History of the Kaiserslautern Kindergraves
From 1952 to 1971, 452 American infants who died at birth or shortly after birth at the American military hospital at Landstuhl or at nearby civilian hospitals, were buried in the Kaiserslautern main cemetery (Waldfriedhof) adjacent to the U.S. Army Daenner Kaserne. Members of the German-American Women’s Club knew of the graves and maintained them early on. In the 1980’s, the cemetery management contacted the ladies and informed them the initial lease was expiring and the remains of the American babies would be removed, in accordance with local custom, to make room for cemetery expansion. The women’s club was determined to save the children’s graves from extinction and appealed to the local Air Force base legal office for help, however they determined the military could not do anything. The club then appealed to the U.S. State Department. They too determined that they had no authority in the matter.
After the German authorities realized the steadfast position of the women’s club, the cemetery management agreed to allow a private organization directly affiliated with the military to assume responsibility for the gravesites. The Ramstein Area Chiefs‘ Group (US Air Force E-9’s) assumed this role. The cemetery management agreed to move the gravesites to a new area in the heart of the cemetery and drafted a new lease. The Ramstein Area Chiefs‘ Group now serves as the entrusted agent for the lease.
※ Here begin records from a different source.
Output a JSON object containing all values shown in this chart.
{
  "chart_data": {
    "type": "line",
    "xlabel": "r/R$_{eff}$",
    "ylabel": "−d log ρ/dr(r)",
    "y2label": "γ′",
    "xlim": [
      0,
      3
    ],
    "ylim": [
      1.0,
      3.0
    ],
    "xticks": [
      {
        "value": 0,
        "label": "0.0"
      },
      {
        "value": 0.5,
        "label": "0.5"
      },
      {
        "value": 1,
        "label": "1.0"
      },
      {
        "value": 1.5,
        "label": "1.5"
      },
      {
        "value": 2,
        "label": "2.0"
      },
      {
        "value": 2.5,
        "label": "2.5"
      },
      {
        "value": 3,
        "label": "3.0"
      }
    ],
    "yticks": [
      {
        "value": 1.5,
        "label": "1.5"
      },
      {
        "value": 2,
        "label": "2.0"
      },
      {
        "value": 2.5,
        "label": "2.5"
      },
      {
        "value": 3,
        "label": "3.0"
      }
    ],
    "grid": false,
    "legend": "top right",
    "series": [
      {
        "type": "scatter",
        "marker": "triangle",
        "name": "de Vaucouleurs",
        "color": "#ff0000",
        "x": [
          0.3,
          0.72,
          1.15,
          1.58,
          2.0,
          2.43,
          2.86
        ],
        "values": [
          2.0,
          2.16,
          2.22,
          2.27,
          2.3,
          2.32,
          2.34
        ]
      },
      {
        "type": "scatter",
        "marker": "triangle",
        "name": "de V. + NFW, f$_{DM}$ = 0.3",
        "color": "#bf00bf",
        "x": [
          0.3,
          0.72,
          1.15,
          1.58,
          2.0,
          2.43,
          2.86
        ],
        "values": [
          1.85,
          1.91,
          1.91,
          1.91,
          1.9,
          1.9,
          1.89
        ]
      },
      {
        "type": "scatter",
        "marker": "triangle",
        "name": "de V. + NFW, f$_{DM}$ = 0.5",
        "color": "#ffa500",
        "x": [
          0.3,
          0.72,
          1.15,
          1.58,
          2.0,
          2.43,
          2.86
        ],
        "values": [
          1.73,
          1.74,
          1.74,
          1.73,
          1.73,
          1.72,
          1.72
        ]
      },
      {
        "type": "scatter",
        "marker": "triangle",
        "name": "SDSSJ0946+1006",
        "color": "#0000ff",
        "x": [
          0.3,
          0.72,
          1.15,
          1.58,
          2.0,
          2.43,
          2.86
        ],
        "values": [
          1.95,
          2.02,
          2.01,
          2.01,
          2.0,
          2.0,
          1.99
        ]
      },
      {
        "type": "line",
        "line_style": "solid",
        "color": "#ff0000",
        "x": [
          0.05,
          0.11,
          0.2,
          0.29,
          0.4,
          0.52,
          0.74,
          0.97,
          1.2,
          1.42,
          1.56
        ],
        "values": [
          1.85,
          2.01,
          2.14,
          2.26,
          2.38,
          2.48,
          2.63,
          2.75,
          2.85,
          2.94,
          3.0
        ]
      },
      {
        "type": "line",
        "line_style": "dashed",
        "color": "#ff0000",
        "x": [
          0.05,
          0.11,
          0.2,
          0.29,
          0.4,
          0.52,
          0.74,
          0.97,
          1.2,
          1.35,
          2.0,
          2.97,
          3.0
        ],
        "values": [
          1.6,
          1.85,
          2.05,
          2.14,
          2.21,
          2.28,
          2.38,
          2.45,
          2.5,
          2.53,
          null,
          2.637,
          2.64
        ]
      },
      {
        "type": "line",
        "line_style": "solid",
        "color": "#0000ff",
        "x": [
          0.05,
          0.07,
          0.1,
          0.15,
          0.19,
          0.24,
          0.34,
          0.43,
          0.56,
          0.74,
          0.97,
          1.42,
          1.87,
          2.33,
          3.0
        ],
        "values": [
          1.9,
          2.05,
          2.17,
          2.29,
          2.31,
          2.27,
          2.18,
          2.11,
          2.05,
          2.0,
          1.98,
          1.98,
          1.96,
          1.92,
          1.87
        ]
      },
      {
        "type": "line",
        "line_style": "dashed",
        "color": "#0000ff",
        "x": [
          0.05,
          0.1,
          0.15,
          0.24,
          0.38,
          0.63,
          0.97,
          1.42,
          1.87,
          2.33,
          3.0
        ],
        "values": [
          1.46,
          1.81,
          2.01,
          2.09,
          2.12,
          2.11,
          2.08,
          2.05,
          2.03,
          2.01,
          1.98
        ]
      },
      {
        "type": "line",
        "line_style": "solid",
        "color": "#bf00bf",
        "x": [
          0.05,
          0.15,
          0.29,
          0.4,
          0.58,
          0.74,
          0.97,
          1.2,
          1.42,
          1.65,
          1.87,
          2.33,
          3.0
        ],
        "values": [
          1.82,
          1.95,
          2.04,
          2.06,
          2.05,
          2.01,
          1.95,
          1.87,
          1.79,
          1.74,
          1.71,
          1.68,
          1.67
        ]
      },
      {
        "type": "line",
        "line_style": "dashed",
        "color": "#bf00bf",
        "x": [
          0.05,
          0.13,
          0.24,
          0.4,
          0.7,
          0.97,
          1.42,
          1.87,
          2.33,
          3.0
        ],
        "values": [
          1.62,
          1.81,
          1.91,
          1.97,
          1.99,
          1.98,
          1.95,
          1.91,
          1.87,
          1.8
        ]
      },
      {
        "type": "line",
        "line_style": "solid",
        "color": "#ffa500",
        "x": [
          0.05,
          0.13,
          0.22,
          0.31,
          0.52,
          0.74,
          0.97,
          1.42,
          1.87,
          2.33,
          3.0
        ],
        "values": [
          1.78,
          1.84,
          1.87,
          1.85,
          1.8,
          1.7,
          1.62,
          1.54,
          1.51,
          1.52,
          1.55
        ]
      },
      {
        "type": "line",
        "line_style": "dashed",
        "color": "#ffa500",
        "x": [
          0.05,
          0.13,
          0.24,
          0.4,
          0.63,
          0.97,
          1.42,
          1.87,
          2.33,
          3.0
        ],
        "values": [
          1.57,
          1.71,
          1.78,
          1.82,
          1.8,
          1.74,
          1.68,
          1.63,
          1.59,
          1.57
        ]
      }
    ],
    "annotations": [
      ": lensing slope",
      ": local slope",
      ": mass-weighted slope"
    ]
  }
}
The US Army Command Sergeants Major Association also supports the activities.
The Kaiserslautern Kindergraves Memorial Foundation (KKMF) was established in 1986 and its purpose is to maintain the memorial site, organize ceremonies in remembrance of the children and be a conduit of information for family inquiries. Representatives from the Ramstein Area Chiefs‘ Group and the German-American and International Women’s Club serve as co-chairs for the foundation.
Each spring following Mother’s Day, a memorial ceremony is sponsored by the KKMF in cooperation with the Kaiserslautern Military Community and Kaiserslautern city officials. Floral wreaths are placed at the front monument and a candle lighting ceremony takes place in memory of the children. A flower and an American flag are placed at each grave marker. The Air Force Jr. ROTC Color Guard leads the procession to the gravesite.
The KKMF receives no funding from the US government. The upkeep of the Kindergraves is possible through the generous monetary donations of the local community. The Ramstein Area Chiefs‘ Group designate organizes volunteers to accomplish year-round maintenance (grass cutting, edging, trimming and stone cleaning).
The last lease expired in 2011 and a ceremonial signing of a new lease took place as part of the ceremony in the 2011 ceremony. It was signed by a RACG and a city representative. The new 25-year renewal cost 6,800 Euro. Funds were reserved in a private account to pay the lease.